We traveled to California to see my grandparents when I was a boy. The problem was we had to cross the hot furnace of Arizona in July.

Highway 66 stretched for miles as the temperature climbed to 15 degrees above the century mark. Heatwaves radiated from baked asphalt. The air scorched.

I remember one thought. Get me to the other side.

Life’s road always leads through deserts. People criticize, and you shrink. The soul grows dusty, looking for any kind of relief. All problems, even trivial ones such as traffic lights, poke at us.

Why? Why must we go through the twisting of trials and the pull of pressure?

We are not alone. The Bible took the greatest through the deserts.

Moses spent 40 years as a shepherd in Sinai. His life’s purpose was gone, and he was left as a lowly shepherd taking sheep from one grass patch to another.

God pointed Elijah to the arid eastern side of the Jordan. It was forsaken with nothing but dust, and a trickle of a stream that ran through it. His only food had first been in a raven’s mouth.

Before he worked miracles or taught parables, Jesus spent 40 days in the wilderness where the devil compounded his trouble with tempting.

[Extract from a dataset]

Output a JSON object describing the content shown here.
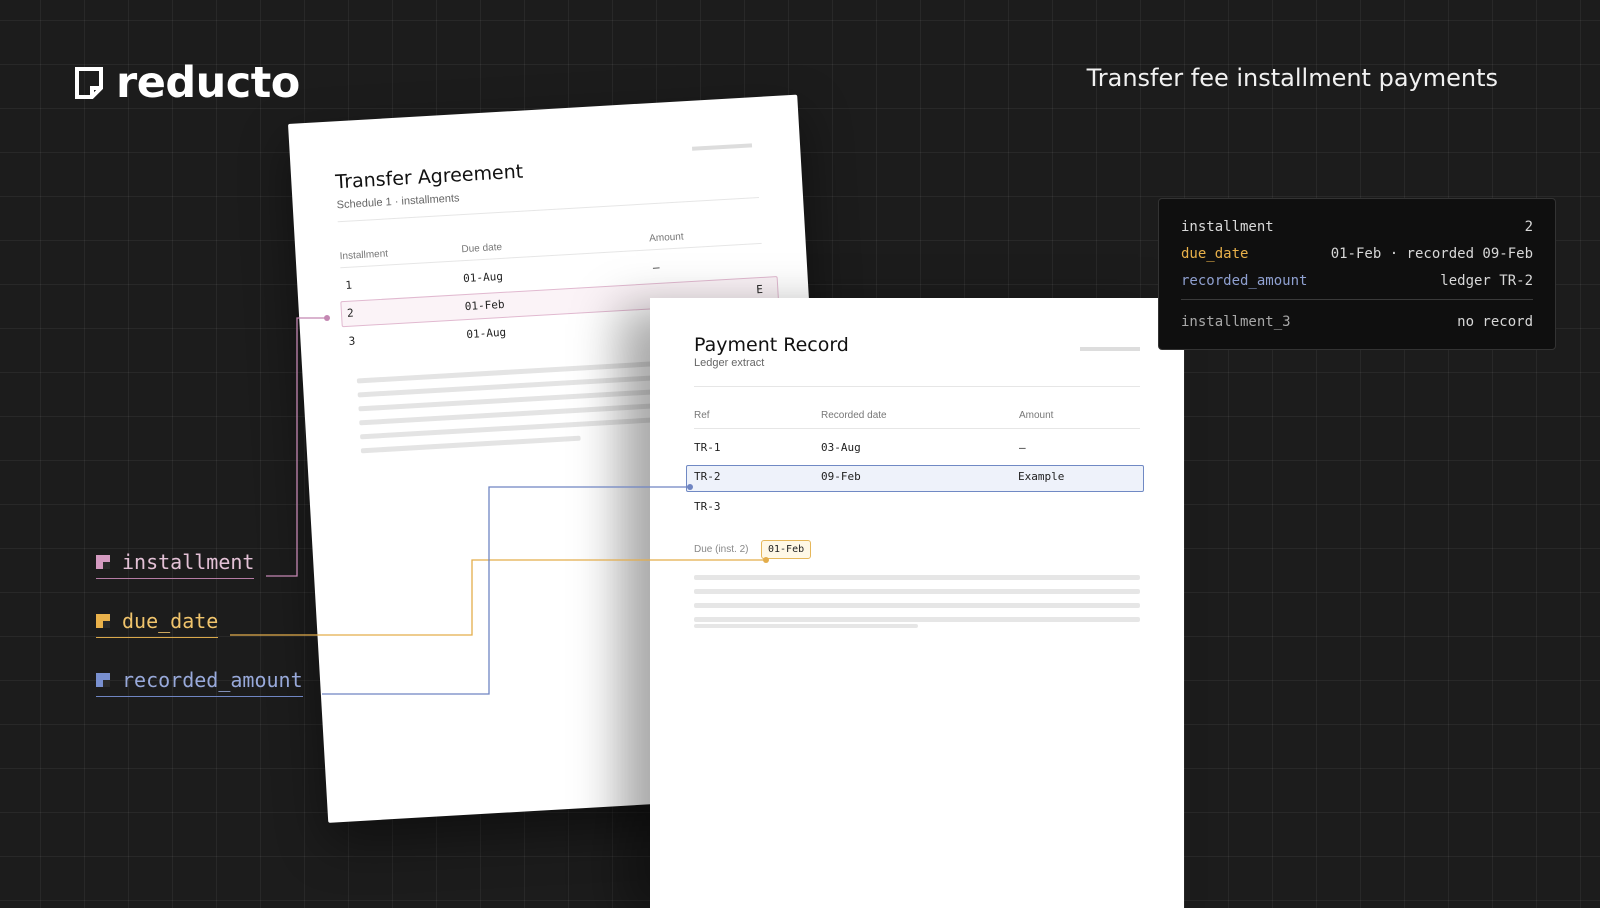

Paul found himself in Arabia once he escaped an attempted assassination in Damascus.

Each would say to us,

When in your desert, don’t miss its lessons.

The desert will come, and God expects us to endure. No one is immune from dust bowls of the spirit.

The desert teaches dependence on God, not self. After all, one of the marks of a desert trek is not having resources. When we have nothing to sustain us, we turn to God. He does.

The desert perfects us and polishes us. Like the swirling dust devil that shaves sharp edges off rock ledges, our own need strengthens as it stresses.

When I began in ministry, I had to dance in the frying pan of a family church, replete with family squabble magnified to church size. It was difficult. I could hear Thomas Paine whispering in my ear, “these are the times that try men’s souls…”

I would call back to my mentor to complain. But his observation was, “you’re getting some wonderful experience.” (That’s not what you want to hear.)

But looking back, I learned to get tough and handle enormous difficulties on a manageable scale.

Remember, the desert experiences of life prepare you to do what God wants you to do.

Think about what the desert does.

Moses went on to lead Israel to the promised land. The desert made him ready.

Elijah could stand the challenge of Mt. Carmel because of the hardship already endured.

Jesus began his ministry after going through the furnace of withstanding the devil’s taunts. He stood the devil and trial so he could endure even the cross.

Paul could win the world for Christ once the desert and its solitude shaped him.

So in the times when life blisters you and leaves you raw, consider the desert times. Those are what shape the great servants of God.